04/04/06
Entretien
Le moustique et l'éléphant
Plus qu'un théâtre à l'italienne, le documentariste Mosco Boucault (Des terroristes à la retraite, 1983, Mémoires d'ex, 1991, la série Enquêtes de police, 1997 – 1999) a vu dans l'affaire Mondadori l'étoffe d'un "roman balzacien". Mais l'élément déclencheur a d'abord été la colère.
Quel a été le point de départ du film ?
Un mouvement de colère. Je séjournais en Italie parce que j'y tournais un autre film et je lisais le journal tous les jours. Ça me paraissait incroyable que dans une démocratie si proche, un président du Conseil puisse continuer de gouverner alors qu'il était accusé de corruption ; ou qu'un magistrat inculpé dans l'affaire, le juge Metta, refuse tout simplement de se présenter à une audience !

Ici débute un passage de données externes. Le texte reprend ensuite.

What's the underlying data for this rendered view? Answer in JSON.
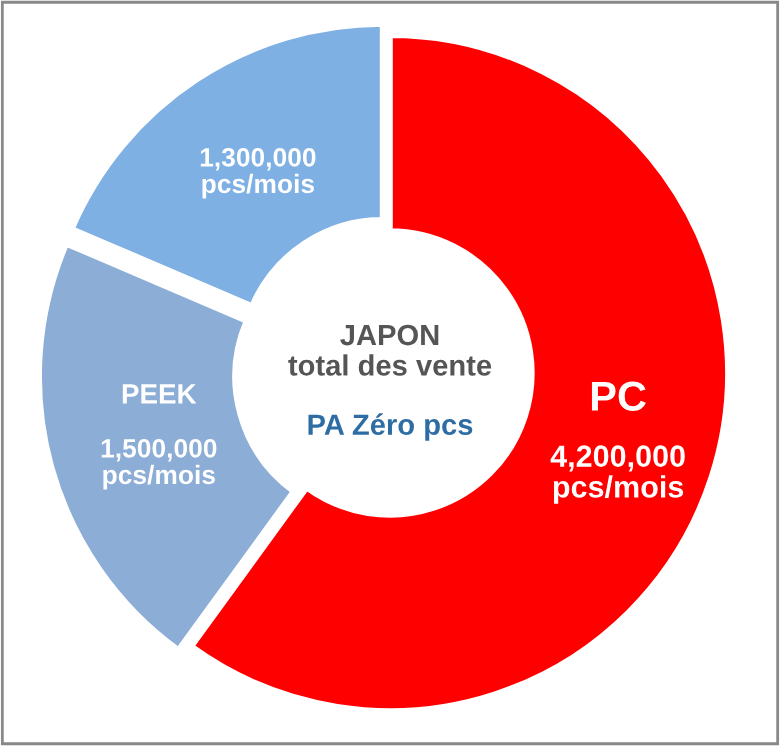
{
  "chart_data": {
    "type": "donut",
    "categories": [
      "PC",
      "PEEK",
      null
    ],
    "values": [
      4200000,
      1500000,
      1300000
    ],
    "colors": [
      "#ff0000",
      "#8cadd6",
      "#7fb0e3"
    ],
    "value_labels": [
      "4,200,000\npcs/mois",
      "1,500,000\npcs/mois",
      "1,300,000\npcs/mois"
    ],
    "annotations": [
      "JAPON\ntotal des vente",
      "PA Zéro pcs"
    ],
    "legend": false
  }
}
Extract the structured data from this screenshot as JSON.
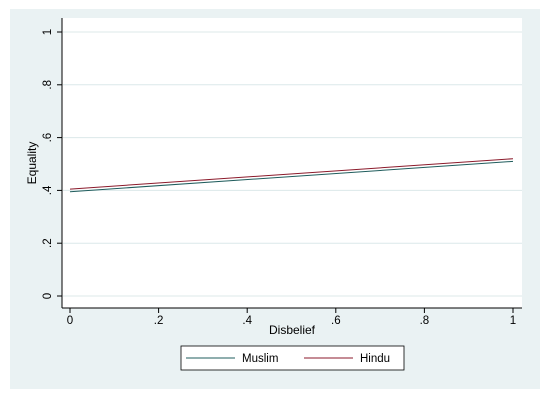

Mon objectif n'était pas de mener une enquête d'investigation, puisque les faits étaient connus et publiés, mais plutôt de réussir à raconter cette histoire en une heure, d'en faire apparaître le caractère totalement... vergognoso, honteux, comme disent les Italiens. D'autant que tout ayant été fait pour que les choses traînent en longueur, avec des batailles de procédure interminables, même les gens avertis finissaient par s'y perdre. En plus, la défense globale de Berlusconi, qui consiste à présenter ses problèmes judiciaires comme des manipulations orchestrées par "les rouges" pour le contrer politiquement, marche plutôt bien. Même si c'est difficile à imaginer qu'il suffise de traiter un juge de communiste pour disqualifier son dossier d'inculpation !
Et puis, depuis que je travaille dans ce pays, il me semble que la politique y fonctionne un peu comme une affaire de famille, où on règle les choses entre soi, avec l'idée que ça ne peut intéresser personne d'autre que soi. C'est un mélange de complexe d'infériorité et d'esprit de clocher. Mais quand The economist a attaqué frontalement Berlusconi, en lui adressant trente questions très embarrassantes, cela a eu un impact beaucoup plus fort pour ouvrir le débat, je crois, que s'il s'était agi d'un journal national. Bref, j'ai eu envie de faire une piqûre de moustique sur le flanc de l'éléphant italien, en donnant la vision d'un étranger sur cette réalité. C'est un film à charge, mais je considère aussi qu'il est objectif, parce qu'il est étayé de bout en bout par les faits.
Vous aviez l'embarras du choix. Pourquoi cette affaire-ci, qui était quand même très complexe à résumer ?
D'abord parce qu'il y avait tous les ingrédients d'une bonne histoire, et c'est quand même de cela qu'il s'agit quand on entreprend un film. J'aime le documentaire, entre autres pour son économie de moyens, mais au final, il faut que ce soit aussi intéressant qu'une fiction. Or, la Mondadori, c'était déjà un roman balzacien ! Une prestigieuse maison d'édition, deux hommes d'affaires aux profils opposés, de Benedetti et Berlusconi, une riche veuve qui change de camp, des avocats devenus députés ou ministre, une procureure pugnace... Et le fond de l'affaire n'est pas si compliqué que ça. J'avais lu la sentence du juge Carfi et je l'avais trouvée extraordinairement bien écrite, à la fois limpide et pleine d'humour. Flegmatique, aussi, à son image.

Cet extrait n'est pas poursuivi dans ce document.